PLoS ONE (Jan 2014)

Protection of pyruvate against glutamate excitotoxicity is mediated by regulating DAPK1 protein complex.

  • Jingwei Tian,
  • Jucan Cheng,
  • Jianzhao Zhang,
  • Liang Ye,
  • Fangxi Zhang,
  • Qiuju Dong,
  • Hongbo Wang,
  • Fenghua Fu

DOI
https://doi.org/10.1371/journal.pone.0095777
Journal volume & issue
Vol. 9, no. 4
p. e95777

Abstract

Read online

The neuroprotective activity of pyruvate has been confirmed in previous in vivo and in vitro studies. Here, we report a novel mechanism that pyruvate prevents SH-SY5Y cells from glutamate excitotoxicity by regulating death-associated protein kinase 1 (DAPK1) protein complex. Our results showed pyruvate regulated DAPK1 protein complex to protect cells by two ways. First, pyruvate induced the dissociation of DAPK1 with NMDA receptors. The disruption of the DAPK1-NMDA receptors complex resulted in a decrease in NMDA receptors phosphorylation. Then the glutamate-stimulated Ca2+ influx was inhibited and intracellular Ca2+ overload was alleviated, which blocked the release of cytochrome c and cell death. In addition, increased Bcl-xL induced by pyruvate regulated Bax/Bak dependent death by inhibiting the release of cytochrome c from the mitochondrial inter-membrane space into the cytosol.

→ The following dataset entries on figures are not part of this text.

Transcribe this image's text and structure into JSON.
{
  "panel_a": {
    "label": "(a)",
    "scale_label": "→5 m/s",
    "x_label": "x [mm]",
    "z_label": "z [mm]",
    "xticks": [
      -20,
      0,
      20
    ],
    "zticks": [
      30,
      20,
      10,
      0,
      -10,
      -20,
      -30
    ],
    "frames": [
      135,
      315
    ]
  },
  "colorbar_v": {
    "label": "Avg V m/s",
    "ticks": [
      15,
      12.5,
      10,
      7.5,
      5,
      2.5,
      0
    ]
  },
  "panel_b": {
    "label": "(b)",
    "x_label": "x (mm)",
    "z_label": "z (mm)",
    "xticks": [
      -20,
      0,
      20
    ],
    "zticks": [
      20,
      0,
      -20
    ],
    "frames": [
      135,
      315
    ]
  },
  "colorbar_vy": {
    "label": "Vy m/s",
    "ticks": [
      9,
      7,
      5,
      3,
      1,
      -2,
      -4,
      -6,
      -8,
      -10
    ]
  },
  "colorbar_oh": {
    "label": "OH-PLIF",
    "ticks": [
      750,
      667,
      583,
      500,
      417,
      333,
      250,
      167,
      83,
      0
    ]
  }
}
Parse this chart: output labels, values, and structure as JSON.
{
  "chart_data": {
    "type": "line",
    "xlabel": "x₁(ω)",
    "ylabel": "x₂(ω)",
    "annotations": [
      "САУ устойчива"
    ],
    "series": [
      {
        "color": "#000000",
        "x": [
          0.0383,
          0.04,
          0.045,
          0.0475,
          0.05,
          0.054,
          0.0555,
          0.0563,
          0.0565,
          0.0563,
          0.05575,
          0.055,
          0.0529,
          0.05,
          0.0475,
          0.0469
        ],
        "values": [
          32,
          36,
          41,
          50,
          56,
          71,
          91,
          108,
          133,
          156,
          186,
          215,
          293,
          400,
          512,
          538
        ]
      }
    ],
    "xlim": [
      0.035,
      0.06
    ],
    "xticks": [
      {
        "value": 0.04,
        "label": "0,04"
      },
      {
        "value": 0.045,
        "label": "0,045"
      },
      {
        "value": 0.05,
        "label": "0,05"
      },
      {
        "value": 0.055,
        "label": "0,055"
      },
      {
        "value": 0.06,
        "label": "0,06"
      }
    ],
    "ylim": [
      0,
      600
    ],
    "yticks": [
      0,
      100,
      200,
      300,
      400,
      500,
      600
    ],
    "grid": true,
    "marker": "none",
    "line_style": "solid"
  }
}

As a result, the cytochrome c-initiated caspase cascade, including caspase-3 and caspase-9, was inhibited. Second, pyruvate promoted the association between DAPK1 and Beclin-1, which resulted in autophagy activation. The autophagy inhibitor 3-methyladenine reversed the protection afforded by pyruvate. Furthermore, the attenuation of mitochondrial damage induced by pyruvate was partly reduced by 3-methyladenine. This suggested autophagy mediated pyruvate protection by preventing mitochondrial damage. Taken together, pyruvate protects cells from glutamate excitotoxicity by regulating DAPK1 complexes, both through dissociation of DAPK1 from NMDA receptors and association of DAPK1 with Beclin-1. They go forward to protect cells by attenuating Ca2+ overload and activating autophagy. Finally, a convergence of the two ways protects mitochondria from glutamate excitotoxicity, which leads to cell survival.